Bugün işler iyi geçmişti. Sadece çocukların sınav haftasıydı. Ve bu yüzden yoğundu. Sınav sorularını hazırlamış, onları sınav yapmış, bugünde sınav sonuçlarını akşam evde okuyacaktım. Bu ara bende yoğundum. Ağırlık olarak evdeydim. Dışarı çıkmıyordum. Kışları genelde böyleydi. Hava soğuktu. İzmir'de, bile böyleyse, diğer illeri hayal dahi edemiyordum. Adı üstünde kış diye düşündüm, içimden. Bu normaldi.
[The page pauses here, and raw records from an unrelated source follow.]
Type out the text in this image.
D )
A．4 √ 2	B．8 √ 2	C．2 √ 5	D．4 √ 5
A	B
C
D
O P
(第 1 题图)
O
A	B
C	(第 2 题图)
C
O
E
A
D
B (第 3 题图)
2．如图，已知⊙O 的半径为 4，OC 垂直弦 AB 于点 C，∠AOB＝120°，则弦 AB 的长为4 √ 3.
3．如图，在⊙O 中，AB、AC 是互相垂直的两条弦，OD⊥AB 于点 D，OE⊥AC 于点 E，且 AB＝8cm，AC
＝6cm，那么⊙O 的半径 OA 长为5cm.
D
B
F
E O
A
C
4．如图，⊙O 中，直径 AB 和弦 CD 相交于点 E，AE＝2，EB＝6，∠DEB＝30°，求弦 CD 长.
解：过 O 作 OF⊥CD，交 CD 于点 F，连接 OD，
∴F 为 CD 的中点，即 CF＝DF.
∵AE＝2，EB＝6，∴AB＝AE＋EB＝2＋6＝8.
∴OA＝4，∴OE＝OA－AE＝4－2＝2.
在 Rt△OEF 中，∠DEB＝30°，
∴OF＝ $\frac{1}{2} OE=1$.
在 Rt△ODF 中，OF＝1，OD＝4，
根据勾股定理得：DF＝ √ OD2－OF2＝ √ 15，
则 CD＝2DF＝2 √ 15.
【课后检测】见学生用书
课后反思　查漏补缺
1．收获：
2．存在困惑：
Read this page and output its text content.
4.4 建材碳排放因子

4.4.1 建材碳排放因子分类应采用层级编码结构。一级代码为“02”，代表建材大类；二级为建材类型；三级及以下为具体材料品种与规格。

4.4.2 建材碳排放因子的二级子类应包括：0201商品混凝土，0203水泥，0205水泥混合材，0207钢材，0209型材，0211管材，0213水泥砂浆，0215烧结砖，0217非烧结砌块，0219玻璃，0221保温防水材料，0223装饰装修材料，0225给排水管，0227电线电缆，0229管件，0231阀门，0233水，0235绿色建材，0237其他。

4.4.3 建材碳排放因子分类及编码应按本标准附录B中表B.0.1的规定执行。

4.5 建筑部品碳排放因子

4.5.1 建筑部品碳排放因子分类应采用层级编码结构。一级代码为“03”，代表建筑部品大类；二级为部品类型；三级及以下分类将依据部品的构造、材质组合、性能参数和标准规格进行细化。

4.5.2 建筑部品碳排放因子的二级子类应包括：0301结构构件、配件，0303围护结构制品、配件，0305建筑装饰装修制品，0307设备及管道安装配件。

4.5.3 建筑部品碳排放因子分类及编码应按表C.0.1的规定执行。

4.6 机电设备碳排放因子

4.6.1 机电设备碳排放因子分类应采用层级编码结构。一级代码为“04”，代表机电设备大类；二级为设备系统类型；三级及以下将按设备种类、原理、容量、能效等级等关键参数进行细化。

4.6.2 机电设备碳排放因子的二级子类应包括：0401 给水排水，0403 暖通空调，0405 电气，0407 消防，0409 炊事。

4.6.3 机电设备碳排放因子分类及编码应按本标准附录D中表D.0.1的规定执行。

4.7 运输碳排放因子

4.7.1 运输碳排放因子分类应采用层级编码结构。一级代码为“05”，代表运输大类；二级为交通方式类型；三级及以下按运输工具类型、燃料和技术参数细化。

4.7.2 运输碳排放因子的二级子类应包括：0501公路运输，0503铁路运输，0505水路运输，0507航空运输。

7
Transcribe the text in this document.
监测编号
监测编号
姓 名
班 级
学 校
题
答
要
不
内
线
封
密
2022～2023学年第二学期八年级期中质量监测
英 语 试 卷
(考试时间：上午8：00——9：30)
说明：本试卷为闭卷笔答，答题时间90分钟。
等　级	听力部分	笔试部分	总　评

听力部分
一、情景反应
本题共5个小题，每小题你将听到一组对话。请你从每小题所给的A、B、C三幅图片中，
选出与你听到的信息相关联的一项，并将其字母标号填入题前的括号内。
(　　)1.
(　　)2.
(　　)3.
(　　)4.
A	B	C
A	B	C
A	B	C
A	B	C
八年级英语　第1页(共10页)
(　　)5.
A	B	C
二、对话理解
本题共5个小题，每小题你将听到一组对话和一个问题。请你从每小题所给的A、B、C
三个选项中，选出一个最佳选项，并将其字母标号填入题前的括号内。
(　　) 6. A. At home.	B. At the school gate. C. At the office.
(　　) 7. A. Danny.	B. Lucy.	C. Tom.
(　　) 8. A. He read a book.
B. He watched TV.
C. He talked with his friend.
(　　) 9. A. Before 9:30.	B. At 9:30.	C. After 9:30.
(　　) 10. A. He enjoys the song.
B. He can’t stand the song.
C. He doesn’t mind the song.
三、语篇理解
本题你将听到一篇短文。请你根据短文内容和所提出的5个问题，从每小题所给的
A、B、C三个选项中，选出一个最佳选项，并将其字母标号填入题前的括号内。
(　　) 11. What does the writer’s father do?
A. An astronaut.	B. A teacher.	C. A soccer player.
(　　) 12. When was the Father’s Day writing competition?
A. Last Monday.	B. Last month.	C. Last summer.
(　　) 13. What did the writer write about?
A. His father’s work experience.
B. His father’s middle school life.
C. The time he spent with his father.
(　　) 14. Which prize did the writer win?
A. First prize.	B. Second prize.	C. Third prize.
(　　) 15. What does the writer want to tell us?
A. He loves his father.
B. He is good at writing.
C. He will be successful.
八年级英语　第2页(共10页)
Kuzenim Anıl'ın, Rusya'dan arkadaşı İrina Türkiyeyi ziyarete gelmişti. Şu anda Bodrumdaydılar. Çılgın Ruslar dedim içimden. Çünkü bu mevsimde, kız denize girmiş, poz vermişti. Bunu instagramdan görmüştüm. Bizim buradaki soğuk algınımız onlara göre farklıydı. Rusya'nın soğuk havasına alışmış birisi kışın Türkiye'de biz donarken, onlar kolsuz, askılı buluz sokaklarda üşümeden rahatlıkla dolaşabiliyorlardı. Buda alışkanlıkla, kültürle ilgili bir durumdu. Aynısı Kanada'da, yaşayan amcam içinde geçerliydi. Bir keresinde ocak ayında Antalya'da, denize girmişti. Bizede hiç üşümediğini söylemişti. Anıl, Rus arkadaşlarıyla instagramda çok güzel bir resim paylaşmıştı. Dünyanın 7 harikasından biri sayılan “Halikarnas Mozolosi” önünde poz vermişlerdi. Bodrum'un, kesinlikle görülmesi gereken yerlerindendi. Like attıktan sonra resme yorum yaptım. “Çok güzel çıkmışsınız keyifli gezmeler” dedim. Anıldan hemen yanıt geldi. “ Teşekkürler kuzen” dedi.
AT.
Geçenlerde at ile ilgili bir film izlemiştim. Adını hatırlamıyordum, ancak atın hayatı ve yanındaki insan dostlarıyla ilgiliydi. Filim çiftlikte geçiyordu. Birden kendimi at ile ilgili içimden kısa bir öykü yazarken buldum.
Güneş, ahırın çatısından sızan ışık hüzmeleriyle yüzümü okşuyordu. Burnumla ahırın kokusunu içime çektim; saman, ter ve atın o eşsiz kokusu.Rüzgar yüzümü okşarken, yelelerini kokladım. Toprak kokuyordu. Derken çok güzel bembeyaz bir at gördüm. Ona sevgiyle sarıldım. At çok güzeldi. Oda beni görünce sevinmişti. Onunla dost olmuştum. Etrafımız ormanla çevriliydi. Her yer yeşildi. Ağaçlar capcanlı, ve çok güzel görünüyorlardı. Canım çiftliğim benim birtanecik yuvamdı. Daha sonra atın üstüne bindim. Ve gitmeye başladım. At koşarken bende onun üstünde, sanki özgürlüğe gidiyormuş gibi hissettim. Ben özgürdüm.
BAŞKA BİR AT DAHA.
Bu esnada güneş, ufuktan yükseldikçe ovanın üzerindeki sis yavaş yavaş dağılıyordu. Uzaktan, yeleleri rüzgarda dalgalanan bir siluet belirdi. Yaklaştıkça, kaslı bacakları ve parlak gözleriyle görkemli bir at olduğu anlaşıldı. Tüyleri, güneşin ilk ışınlarında altın sarısı parlıyordu. Burnundan buharlar tüterken, derin nefesler alıp veriyordu. Sanki tüm dünyanın yükü onun güçlü omuzlarındaymış gibi.